Coronavirus, parla il virologo Roberto Burioni

Niente panico ma, al tempo stesso, non bisogna fornire notizie sbagliate sul Coronavirus. Il medico Roberto Burioni fa il punto della situazione

“La notizia che temevamo è arrivata, ci sono due casi di Coronavirus in Italia, come per altro è successo in altri paesi. Niente panico, niente paura, continuiamo a fare la nostra vita normale: frequentiamo piazze, strade, ristoranti, anche cinesi.

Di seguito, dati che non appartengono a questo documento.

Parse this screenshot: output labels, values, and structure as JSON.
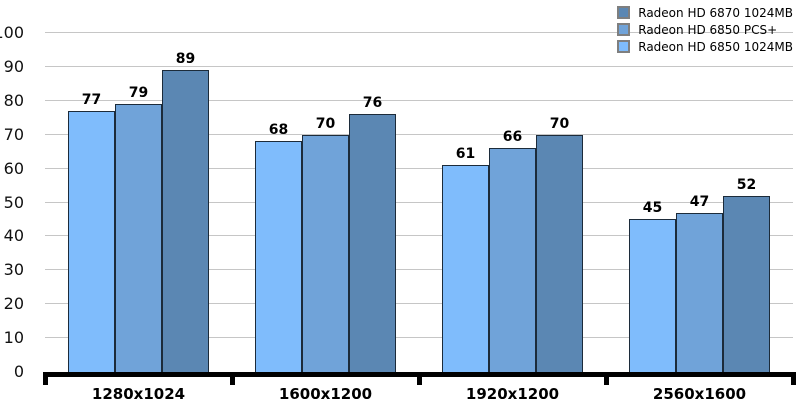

Preoccupiamoci del virus influenzale che circola mentre fortunatamente il Coronavirus ancora non circola”.

– con queste parole comincia il video-divulgativo del medico Roberto Burioni circa la situazione di allerta nel nostro paese dopo i due casi certi di Coronavirus.

Notizie incomplete, fuorvianti, alcune errate, altre eccessive, altre ancora semplici fake-news, sempre presenti sulla rete in qualsiasi contesto. Niente panico ma il Coronavirus non va sottovalutato. Sul suo ‘Medical Facts’, il virologo fa chiarezza su alcuni punti: “Non possiamo accettare che qualcuno faccia ‘il cinese’, non possiamo accettare che la tranquillizzazione della gente passi attraverso delle notizie scorrette. Ho sentito dire alla radio che il virus è poco infettivo. Non è vero, questo virus è molto infettivo! Ho sentito dire nella conferenza stampa che il virus si trasmette, nella norma, da pazienti che hanno i sintomi; è vero, nella norma sono pazienti che hanno i sintomi ma credetemi, in questa situazione c’è ben poco che è rimasto della norma. Sappiamo, con certezza, che il virus si trasmette anche da pazienti che non hanno ancora i sintomi e non lo sappiamo dai dati cinesi, che sono confusi, lo sappiamo perché è accaduto in Germania!” – dice Burioni.

“Quello che noi dobbiamo fare è evitare che questo virus si diffonda, evitare che questo virus rientri. Bisogna chiaramente evitare l’arrivo di persone dalla Cina sia da voli diretti ma anche da voli che passano per altre nazioni. Bisogna ricordarsi che in questo momento l’unico modo efficace per evitare il contagio è l’isolamento delle persone che sono a rischio di avere contratto la malattia” – conclude il virologo nel suo video.